Daeho Kim writes,

To identify the impact of PPS on cardiac procedures, I exploit the discontinuity in Medicare eligibility at the age of 65. Utilizing data from before-and-after the PPS [prospective payment system] reform, I find a discontinuous change in CABG [coronary artery bypass graft] use at age-65 after the reform that implies an increase of 50 to 60 percent. Nearly all of the increase is driven by a composition change in the patients who receive CABG, with treatment expanded to patients who are observably healthier (i.e., fewer grafts or no comorbidity). Possible competing hypotheses do not exhibit changes at the age-65 threshold (e.g., disease incidence, insurance rates). The increased CABG use was not cost effective – the lower bound estimate of the cost per quality-adjusted life year was over one million dollars. The average cost payments of PPS provided incentives for hospitals to expand the use of technologies that have high fixed costs; an expansion that increased health care costs with possibly little health benefits.

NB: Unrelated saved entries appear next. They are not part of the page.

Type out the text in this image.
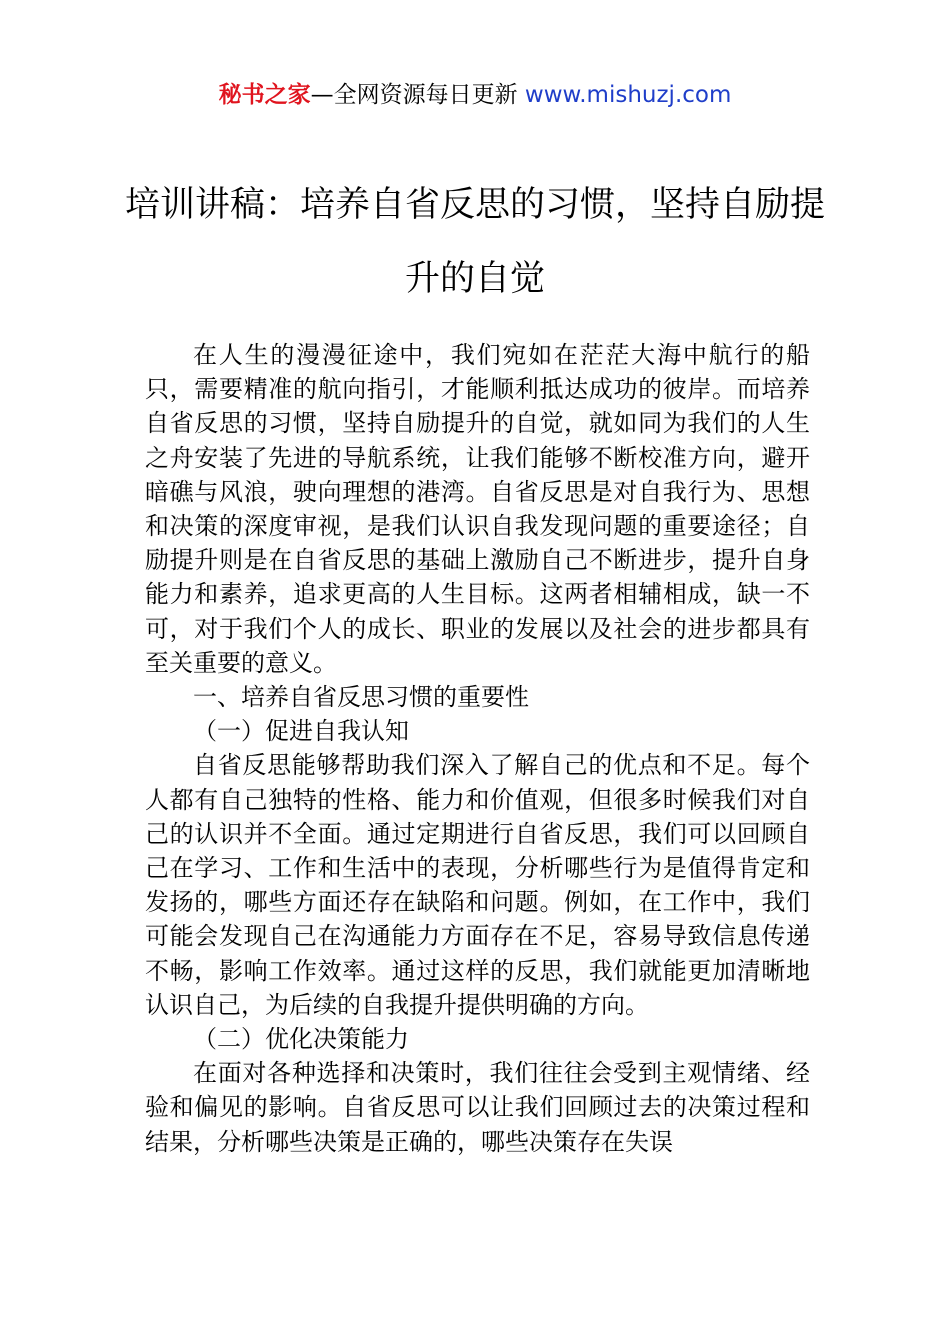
秘书之家—全网资源每日更新 www.mishuzj.com
培训讲稿：培养自省反思的习惯，坚持自励提升的自觉

在人生的漫漫征途中，我们宛如在茫茫大海中航行的船只，需要精准的航向指引，才能顺利抵达成功的彼岸。而培养自省反思的习惯，坚持自励提升的自觉，就如同为我们的人生之舟安装了先进的导航系统，让我们能够不断校准方向，避开暗礁与风浪，驶向理想的港湾。自省反思是对自我行为、思想和决策的深度审视，是我们认识自我发现问题的重要途径；自励提升则是在自省反思的基础上激励自己不断进步，提升自身能力和素养，追求更高的人生目标。这两者相辅相成，缺一不可，对于我们个人的成长、职业的发展以及社会的进步都具有至关重要的意义。

一、培养自省反思习惯的重要性

（一）促进自我认知

自省反思能够帮助我们深入了解自己的优点和不足。每个人都有自己独特的性格、能力和价值观，但很多时候我们对自己的认识并不全面。通过定期进行自省反思，我们可以回顾自己在学习、工作和生活中的表现，分析哪些行为是值得肯定和发扬的，哪些方面还存在缺陷和问题。例如，在工作中，我们可能会发现自己在沟通能力方面存在不足，容易导致信息传递不畅，影响工作效率。通过这样的反思，我们就能更加清晰地认识自己，为后续的自我提升提供明确的方向。

（二）优化决策能力

在面对各种选择和决策时，我们往往会受到主观情绪、经验和偏见的影响。自省反思可以让我们回顾过去的决策过程和结果，分析哪些决策是正确的，哪些决策存在失误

Pointer from Reihan Salam, via Tyler Cowen.

The idea of PPS was to reduce costs. It did not work. The idea of the health insurance mandate in Massachusetts was to reduce costs (of uncompensated emergency room care). It did not work. The great technocratic hope these days (e.g., David Cutler) for reducing costs is pay-for-quality. It has already been tried in the UK. It did not work.

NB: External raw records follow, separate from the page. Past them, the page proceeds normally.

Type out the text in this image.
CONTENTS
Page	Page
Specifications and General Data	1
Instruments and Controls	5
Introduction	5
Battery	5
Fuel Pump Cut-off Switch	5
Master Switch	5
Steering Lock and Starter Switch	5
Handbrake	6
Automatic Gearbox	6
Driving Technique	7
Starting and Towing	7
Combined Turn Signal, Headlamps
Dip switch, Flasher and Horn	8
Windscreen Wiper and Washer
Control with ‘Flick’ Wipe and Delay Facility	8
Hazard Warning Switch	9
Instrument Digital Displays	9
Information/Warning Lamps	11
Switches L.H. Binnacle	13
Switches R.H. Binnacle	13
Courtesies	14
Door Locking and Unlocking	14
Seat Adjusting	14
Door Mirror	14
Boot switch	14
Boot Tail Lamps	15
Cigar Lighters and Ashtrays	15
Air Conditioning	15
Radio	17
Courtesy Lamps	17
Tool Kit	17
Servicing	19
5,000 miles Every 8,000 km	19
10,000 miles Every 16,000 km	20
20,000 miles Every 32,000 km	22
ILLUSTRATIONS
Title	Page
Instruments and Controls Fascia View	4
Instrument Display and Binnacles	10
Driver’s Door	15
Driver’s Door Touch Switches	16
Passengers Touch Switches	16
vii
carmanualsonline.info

The problem is analogous to the problem of financial regulation that I described as a chess game. The regulator looks at existing behavior and sets up a set of regulatory incentives to try to achieve a result. However, the regulated entity does not respond passively. Instead, the health care provider (or the bank, if that is what we are talking about) figures out how to achieve its objectives within the new regulatory framework. The net result is that the intended consequences of the regulation are not achieved, while unintended consequences crop up.

Noah Millman finds that if you compare by decade the growth in per capita health care spending in the U.S. and other countries, the 1980s is the outlier period. Before the 1980s, we are within the ballpark of other countries, and after 1990 our spending grows at the same rate as other countries. We attained our status as a high spending in the 1980s. Tyler Cowen provided the pointer.